Asked about the Duke University-Broadway connection, the theatre department's managing director, Zannie Voss, told Playbill On-Line (Oct. 6), "Back in the late 1980s and early 1990s, Duke premiered a number of shows (mainly via producer Emanuel Azenberg) that were on their way to Broadway. Over the last five years, we've been working with Ford's Theatre in DC. We co-produced the musical Kudzu and, last year, the Jonathan Bolt, Thomas Tierney and John Forster musical Eleanor, about Eleanor Roosevelt. This is the first time in five years we've worked with a commercial producer."

Johnson-Liff Associates, in New York, is casting the show. Voss noted that although Duke University students might intern on the production (e.g., assistant director, assistant designer), the show has a full Equity cast, rather than students. Capitalization for the Duke mounting is projected at $200,000, with running costs bringing the run to the $330,000 range. Director Knight (set), Jane Greenwood (costumes) and Brian Nason (lighting), who designed the show in London, will repeat their work, according to general manager Roger Alan Gindi.

Philadelphia Theatre Company producing artistic director Sara Garonzik told Playbill On-Line that PTC would be credited for staging Birdy's American premiere and would have some financial piece of the New York staging but would not be creatively involved in this separate mounting. "We were tipped off that things were afoot," Garonzik said, when we received a call regarding immigration papers for Kevin Knight."

Asked if Duke will get a piece of the New York pie, Voss said, "We're still in negotiations on the financial end, though we'll certainly continue to get recognition for our production when it comes to New York."

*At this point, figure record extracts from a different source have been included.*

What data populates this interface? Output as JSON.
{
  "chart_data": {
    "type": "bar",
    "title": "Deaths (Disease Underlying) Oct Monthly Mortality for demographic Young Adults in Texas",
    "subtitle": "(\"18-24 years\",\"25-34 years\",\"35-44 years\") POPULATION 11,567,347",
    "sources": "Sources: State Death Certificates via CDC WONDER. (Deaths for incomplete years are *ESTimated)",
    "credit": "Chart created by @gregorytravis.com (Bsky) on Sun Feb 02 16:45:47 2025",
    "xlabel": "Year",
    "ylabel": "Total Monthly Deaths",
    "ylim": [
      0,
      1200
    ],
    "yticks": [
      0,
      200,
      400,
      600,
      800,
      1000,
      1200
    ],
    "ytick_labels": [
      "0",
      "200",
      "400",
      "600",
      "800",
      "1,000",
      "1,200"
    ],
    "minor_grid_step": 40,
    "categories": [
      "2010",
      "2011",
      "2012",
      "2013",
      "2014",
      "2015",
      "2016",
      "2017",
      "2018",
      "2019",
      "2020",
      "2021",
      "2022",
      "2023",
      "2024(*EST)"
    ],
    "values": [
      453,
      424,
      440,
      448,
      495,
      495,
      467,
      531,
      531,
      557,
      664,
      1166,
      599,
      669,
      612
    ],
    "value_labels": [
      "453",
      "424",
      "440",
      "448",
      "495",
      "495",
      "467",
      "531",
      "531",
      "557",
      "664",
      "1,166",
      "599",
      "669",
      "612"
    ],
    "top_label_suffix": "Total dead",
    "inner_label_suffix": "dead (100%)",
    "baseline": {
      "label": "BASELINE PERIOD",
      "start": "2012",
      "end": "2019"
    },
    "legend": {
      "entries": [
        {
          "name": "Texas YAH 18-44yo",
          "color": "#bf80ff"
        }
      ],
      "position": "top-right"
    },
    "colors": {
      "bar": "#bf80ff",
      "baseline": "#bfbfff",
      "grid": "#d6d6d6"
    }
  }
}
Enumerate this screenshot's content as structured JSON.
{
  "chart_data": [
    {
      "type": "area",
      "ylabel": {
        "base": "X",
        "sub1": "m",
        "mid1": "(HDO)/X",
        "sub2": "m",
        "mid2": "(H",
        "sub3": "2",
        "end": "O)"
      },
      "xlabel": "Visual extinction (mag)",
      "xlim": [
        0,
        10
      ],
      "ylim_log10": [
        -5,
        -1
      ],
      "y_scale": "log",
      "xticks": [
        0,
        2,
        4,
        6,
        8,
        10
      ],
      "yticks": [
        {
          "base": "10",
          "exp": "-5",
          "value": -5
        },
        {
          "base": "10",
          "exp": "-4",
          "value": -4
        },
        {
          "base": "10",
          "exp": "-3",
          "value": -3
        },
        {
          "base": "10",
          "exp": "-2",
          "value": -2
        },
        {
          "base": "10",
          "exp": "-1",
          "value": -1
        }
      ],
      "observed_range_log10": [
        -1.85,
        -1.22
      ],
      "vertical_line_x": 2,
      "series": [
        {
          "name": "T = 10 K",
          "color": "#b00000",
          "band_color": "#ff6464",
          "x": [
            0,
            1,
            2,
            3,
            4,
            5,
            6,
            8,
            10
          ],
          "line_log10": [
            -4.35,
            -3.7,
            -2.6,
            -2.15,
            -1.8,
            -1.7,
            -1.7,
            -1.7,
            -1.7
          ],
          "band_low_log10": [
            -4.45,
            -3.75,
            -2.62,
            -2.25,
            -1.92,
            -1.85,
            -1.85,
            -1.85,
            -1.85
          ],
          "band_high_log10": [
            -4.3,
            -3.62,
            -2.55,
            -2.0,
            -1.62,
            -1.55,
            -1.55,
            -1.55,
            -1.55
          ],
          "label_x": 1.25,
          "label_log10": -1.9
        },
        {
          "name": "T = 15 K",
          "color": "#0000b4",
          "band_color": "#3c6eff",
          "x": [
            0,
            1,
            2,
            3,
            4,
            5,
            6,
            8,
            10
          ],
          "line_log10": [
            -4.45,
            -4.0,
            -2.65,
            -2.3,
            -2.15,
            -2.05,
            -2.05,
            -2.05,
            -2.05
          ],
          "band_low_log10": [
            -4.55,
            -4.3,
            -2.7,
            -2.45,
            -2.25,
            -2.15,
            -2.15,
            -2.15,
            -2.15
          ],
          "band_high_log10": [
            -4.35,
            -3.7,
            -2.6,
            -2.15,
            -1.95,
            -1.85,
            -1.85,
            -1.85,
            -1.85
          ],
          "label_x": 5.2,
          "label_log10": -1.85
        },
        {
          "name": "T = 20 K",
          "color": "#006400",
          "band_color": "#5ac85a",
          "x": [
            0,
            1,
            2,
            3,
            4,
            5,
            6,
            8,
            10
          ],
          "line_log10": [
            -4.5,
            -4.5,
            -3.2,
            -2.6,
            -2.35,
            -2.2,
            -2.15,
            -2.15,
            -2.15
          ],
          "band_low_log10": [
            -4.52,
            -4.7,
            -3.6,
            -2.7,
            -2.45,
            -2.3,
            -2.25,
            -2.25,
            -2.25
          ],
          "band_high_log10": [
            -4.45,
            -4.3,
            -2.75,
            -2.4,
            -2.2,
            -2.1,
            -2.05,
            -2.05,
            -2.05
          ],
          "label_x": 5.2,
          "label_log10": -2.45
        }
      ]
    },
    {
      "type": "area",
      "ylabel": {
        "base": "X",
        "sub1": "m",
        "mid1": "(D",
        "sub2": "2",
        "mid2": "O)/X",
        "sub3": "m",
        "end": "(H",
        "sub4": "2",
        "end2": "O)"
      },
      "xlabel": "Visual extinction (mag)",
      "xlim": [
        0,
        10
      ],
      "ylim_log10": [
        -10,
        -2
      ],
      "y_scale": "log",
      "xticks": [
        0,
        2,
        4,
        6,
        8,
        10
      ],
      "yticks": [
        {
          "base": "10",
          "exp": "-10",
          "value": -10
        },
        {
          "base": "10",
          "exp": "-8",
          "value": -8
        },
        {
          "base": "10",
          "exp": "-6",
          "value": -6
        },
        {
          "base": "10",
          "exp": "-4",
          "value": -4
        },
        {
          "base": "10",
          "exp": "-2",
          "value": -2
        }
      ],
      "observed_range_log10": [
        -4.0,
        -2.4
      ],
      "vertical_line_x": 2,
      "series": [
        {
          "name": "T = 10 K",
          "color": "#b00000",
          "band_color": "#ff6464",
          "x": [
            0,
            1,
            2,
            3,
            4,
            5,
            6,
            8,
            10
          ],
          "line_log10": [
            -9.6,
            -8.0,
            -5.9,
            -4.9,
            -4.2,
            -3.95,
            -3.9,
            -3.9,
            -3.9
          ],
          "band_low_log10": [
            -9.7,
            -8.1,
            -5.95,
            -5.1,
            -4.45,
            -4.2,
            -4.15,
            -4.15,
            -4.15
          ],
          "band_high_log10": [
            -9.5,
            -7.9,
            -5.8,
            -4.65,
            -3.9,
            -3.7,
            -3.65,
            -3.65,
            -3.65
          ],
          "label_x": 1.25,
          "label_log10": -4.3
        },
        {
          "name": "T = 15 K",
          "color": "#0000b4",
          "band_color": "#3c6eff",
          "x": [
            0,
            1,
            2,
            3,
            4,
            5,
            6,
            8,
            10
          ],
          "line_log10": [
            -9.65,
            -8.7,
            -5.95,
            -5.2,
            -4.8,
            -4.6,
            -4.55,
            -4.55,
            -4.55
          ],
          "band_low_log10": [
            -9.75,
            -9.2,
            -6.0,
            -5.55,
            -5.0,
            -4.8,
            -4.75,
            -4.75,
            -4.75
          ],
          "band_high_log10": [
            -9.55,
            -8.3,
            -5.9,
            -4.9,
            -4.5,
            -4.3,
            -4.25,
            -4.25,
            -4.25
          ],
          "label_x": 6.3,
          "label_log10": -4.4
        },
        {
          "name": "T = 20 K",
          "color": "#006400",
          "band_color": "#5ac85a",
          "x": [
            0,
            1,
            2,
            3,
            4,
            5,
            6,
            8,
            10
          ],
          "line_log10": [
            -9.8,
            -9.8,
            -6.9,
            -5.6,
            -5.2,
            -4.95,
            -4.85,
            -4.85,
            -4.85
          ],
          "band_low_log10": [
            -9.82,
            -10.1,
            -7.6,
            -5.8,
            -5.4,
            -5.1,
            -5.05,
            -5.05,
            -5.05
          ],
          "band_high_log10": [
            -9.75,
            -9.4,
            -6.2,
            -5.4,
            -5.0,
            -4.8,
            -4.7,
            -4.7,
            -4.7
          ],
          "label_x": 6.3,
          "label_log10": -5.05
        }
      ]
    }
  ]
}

In fall 1999, general manager Gindi said Birdy is scheduled to begin previews March 28, 2000 and open in early April 2000 at a theatre to be announced. He expected "name players" for the cast but couldn't yet say when casting would be completed or provide figures on capitalization. He did say the project, which was initiated by producer Sirkin, "almost came in last season but it didn't work out. Now we can do it."